Anche ammettendo la possibilità ch'esista un "totalmente altro" da noi, cioè un'esistenza "extraterrestre", o addirittura la possibilità di una tale trasformazione della materia che per ogni individuo della storia sia possibile continuare a vivere la propria vita in altre forme e modi, il socialismo non potrebbe certo per questo rinnegare l'esigenza di vivere su questa terra una vita libera dalle contraddizioni antagonistiche: è assurdo pensare che la verità della socializzazione dei mezzi produttivi possa essere smentita solo perché -secondo alcuni- esiste un aldilà. Se il socialismo è vero, lo sarà anche nell'aldilà...

L'ateismo, in questo senso, è l'equivalente sovrastrutturale dell'abolizione della proprietà privata. Tuttavia, come tale abolizione non implica di per sé un diverso costume di vita, in quanto l'uso democratico della proprietà collettiva lo si acquisisce solo col passare del tempo, così non è detto che la pura e semplice socializzazione dei mezzi produttivi comporti, da subito, la fine dell'ateismo oltre che della religione. Anche qui, come sul piano socio-economico, occorre una paziente opera di educazione al valore umano che coinvolga la stragrande maggioranza dei cittadini.
Il compito umanistico si pone dunque a un duplice livello: uno di contrapposizione democratica al clericalismo e alla superstizione; l'altro di autoposizione, come esperienza positiva e autonoma del valore umano o della morale socialista. Autoposizione o automovimento significa che la morale socialista si pone come forma immediatamente riflessa dell'organizzazione socialista del lavoro e dei rapporti umani.
In una società socialista la laicità affermata a livello istituzionale col regime di separazione (che è una forma di contrapposizione) deve progressivamente, senza forzature di alcun tipo, essere riconosciuta dai cittadini a livello personale, altrimenti tutto è inutile.

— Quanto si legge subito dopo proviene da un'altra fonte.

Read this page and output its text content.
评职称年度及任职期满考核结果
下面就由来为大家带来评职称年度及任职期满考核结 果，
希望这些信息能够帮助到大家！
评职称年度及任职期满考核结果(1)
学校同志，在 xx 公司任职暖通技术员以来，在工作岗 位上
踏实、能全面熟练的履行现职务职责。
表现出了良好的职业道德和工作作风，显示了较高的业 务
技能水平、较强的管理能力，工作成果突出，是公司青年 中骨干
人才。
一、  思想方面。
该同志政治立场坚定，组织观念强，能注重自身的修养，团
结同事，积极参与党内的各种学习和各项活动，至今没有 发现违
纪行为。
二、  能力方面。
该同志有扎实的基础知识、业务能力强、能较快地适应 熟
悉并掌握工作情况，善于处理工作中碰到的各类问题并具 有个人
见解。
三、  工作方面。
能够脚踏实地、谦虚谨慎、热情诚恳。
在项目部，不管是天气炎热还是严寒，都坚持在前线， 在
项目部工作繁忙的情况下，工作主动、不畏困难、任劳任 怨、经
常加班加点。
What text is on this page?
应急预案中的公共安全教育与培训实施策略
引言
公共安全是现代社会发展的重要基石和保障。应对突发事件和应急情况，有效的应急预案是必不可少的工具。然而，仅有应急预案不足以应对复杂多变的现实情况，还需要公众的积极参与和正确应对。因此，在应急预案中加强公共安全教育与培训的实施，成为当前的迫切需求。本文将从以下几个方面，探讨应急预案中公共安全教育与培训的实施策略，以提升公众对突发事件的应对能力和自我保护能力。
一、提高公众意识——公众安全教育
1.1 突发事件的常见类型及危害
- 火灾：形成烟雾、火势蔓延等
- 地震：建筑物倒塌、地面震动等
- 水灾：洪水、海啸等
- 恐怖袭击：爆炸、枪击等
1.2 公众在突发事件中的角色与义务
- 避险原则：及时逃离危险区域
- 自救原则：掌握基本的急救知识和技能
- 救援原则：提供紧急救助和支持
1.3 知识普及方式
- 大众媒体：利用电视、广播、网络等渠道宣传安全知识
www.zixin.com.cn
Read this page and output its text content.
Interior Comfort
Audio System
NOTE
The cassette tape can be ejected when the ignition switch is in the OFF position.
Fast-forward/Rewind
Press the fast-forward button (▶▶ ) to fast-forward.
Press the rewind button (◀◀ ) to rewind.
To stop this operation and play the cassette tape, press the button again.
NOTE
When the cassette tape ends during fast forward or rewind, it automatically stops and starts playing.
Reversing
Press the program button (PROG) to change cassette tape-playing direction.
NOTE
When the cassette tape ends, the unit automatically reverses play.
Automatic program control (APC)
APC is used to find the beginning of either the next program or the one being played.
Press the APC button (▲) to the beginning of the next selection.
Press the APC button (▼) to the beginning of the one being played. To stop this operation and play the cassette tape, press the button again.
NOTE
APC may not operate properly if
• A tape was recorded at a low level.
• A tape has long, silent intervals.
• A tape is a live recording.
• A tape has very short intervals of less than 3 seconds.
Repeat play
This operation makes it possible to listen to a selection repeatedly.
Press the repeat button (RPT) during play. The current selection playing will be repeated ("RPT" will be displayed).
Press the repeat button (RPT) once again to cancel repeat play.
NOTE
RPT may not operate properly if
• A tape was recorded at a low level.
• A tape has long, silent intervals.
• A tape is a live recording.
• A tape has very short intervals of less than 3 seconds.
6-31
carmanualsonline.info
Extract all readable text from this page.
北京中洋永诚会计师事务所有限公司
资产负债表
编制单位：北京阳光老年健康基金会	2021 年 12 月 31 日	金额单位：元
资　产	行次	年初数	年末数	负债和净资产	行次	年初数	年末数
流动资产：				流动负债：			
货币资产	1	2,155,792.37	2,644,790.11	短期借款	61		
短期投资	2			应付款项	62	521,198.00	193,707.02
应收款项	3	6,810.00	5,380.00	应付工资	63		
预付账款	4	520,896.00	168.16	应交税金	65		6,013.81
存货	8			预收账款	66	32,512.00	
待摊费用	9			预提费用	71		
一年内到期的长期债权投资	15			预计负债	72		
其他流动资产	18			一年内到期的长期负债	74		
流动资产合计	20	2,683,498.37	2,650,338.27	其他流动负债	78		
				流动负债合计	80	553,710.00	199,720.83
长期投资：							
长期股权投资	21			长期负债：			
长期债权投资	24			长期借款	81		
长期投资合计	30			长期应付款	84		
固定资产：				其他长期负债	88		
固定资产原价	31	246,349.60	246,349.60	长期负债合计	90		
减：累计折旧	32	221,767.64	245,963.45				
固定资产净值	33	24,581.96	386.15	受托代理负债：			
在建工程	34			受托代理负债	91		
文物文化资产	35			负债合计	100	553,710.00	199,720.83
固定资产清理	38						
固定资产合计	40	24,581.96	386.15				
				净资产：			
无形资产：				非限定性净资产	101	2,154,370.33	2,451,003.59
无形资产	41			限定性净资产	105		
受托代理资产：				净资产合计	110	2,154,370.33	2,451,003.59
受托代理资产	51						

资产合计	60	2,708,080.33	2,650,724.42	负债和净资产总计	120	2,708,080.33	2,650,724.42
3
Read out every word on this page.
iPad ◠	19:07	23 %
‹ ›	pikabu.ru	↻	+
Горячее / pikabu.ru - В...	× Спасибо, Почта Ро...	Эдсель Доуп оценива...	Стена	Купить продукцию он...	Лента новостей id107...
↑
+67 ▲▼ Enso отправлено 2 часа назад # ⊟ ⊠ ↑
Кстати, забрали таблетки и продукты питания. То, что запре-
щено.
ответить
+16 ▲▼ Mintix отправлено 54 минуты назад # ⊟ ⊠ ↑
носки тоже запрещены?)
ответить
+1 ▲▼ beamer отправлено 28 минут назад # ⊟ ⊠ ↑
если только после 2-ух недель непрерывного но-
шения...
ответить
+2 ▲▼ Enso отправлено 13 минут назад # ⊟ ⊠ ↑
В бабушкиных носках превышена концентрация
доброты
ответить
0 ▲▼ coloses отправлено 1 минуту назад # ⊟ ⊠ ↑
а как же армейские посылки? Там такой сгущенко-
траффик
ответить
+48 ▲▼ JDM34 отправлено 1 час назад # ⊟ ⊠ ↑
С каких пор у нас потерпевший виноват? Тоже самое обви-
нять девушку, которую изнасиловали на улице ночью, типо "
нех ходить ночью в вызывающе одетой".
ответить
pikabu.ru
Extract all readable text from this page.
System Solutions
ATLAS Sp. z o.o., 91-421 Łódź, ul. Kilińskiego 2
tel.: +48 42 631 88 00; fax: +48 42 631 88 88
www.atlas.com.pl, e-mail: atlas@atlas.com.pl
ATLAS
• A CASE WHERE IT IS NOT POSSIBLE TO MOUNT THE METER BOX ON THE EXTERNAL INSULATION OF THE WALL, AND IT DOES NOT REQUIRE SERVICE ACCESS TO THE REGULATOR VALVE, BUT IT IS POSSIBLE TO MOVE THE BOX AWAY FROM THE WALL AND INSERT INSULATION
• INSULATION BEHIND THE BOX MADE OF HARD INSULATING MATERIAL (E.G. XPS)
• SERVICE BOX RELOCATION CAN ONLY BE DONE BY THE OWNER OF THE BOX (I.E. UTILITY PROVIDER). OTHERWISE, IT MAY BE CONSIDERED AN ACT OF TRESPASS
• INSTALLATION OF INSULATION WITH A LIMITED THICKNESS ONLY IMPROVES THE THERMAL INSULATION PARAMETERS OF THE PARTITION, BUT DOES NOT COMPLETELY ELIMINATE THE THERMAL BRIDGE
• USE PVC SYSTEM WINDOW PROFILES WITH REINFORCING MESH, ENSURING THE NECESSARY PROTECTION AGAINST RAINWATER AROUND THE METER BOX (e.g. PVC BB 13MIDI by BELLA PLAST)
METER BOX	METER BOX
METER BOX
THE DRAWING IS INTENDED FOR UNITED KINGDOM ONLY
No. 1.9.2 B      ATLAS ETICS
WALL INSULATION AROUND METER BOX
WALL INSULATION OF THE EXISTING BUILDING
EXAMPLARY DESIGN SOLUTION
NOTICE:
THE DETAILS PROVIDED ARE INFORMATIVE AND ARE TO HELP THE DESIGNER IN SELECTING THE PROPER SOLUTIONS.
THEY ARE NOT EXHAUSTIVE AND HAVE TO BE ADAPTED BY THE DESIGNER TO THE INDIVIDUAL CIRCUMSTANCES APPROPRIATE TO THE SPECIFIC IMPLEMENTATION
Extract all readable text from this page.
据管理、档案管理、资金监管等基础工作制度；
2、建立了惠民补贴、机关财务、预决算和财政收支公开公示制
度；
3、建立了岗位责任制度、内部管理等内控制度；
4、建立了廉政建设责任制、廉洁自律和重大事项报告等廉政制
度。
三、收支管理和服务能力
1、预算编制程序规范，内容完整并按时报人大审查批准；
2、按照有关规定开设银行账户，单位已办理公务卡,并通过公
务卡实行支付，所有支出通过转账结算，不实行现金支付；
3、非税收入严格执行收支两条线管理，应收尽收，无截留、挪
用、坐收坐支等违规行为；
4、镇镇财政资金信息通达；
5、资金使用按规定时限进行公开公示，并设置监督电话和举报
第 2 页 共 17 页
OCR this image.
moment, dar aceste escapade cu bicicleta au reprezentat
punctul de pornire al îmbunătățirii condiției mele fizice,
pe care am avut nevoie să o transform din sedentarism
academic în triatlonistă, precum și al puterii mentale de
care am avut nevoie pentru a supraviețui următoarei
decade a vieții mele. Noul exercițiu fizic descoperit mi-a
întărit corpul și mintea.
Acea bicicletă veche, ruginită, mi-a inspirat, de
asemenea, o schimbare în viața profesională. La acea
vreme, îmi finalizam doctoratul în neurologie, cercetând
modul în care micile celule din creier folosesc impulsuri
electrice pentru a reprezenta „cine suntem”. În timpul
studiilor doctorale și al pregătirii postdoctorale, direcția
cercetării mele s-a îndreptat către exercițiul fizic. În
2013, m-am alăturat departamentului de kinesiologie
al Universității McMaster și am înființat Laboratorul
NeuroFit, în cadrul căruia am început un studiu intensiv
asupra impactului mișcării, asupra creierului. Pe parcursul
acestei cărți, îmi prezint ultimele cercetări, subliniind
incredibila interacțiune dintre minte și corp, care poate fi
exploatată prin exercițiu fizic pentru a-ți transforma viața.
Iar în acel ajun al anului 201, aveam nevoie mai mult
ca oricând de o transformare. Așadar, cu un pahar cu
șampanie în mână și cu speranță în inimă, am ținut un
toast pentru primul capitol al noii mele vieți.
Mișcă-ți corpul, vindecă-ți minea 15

Ateismo non significa "lottare contro dio": gli atei non possono lottare contro ciò che per loro non esiste o non è oggetto di esperienza. Ateismo significa semplicemente umanesimo integrale, totale, globale, senza altre aggiunte. E quindi significa lotta democratica, civile, contro tutto ciò che si oppone alla realizzazione e valorizzazione dell'identità umana.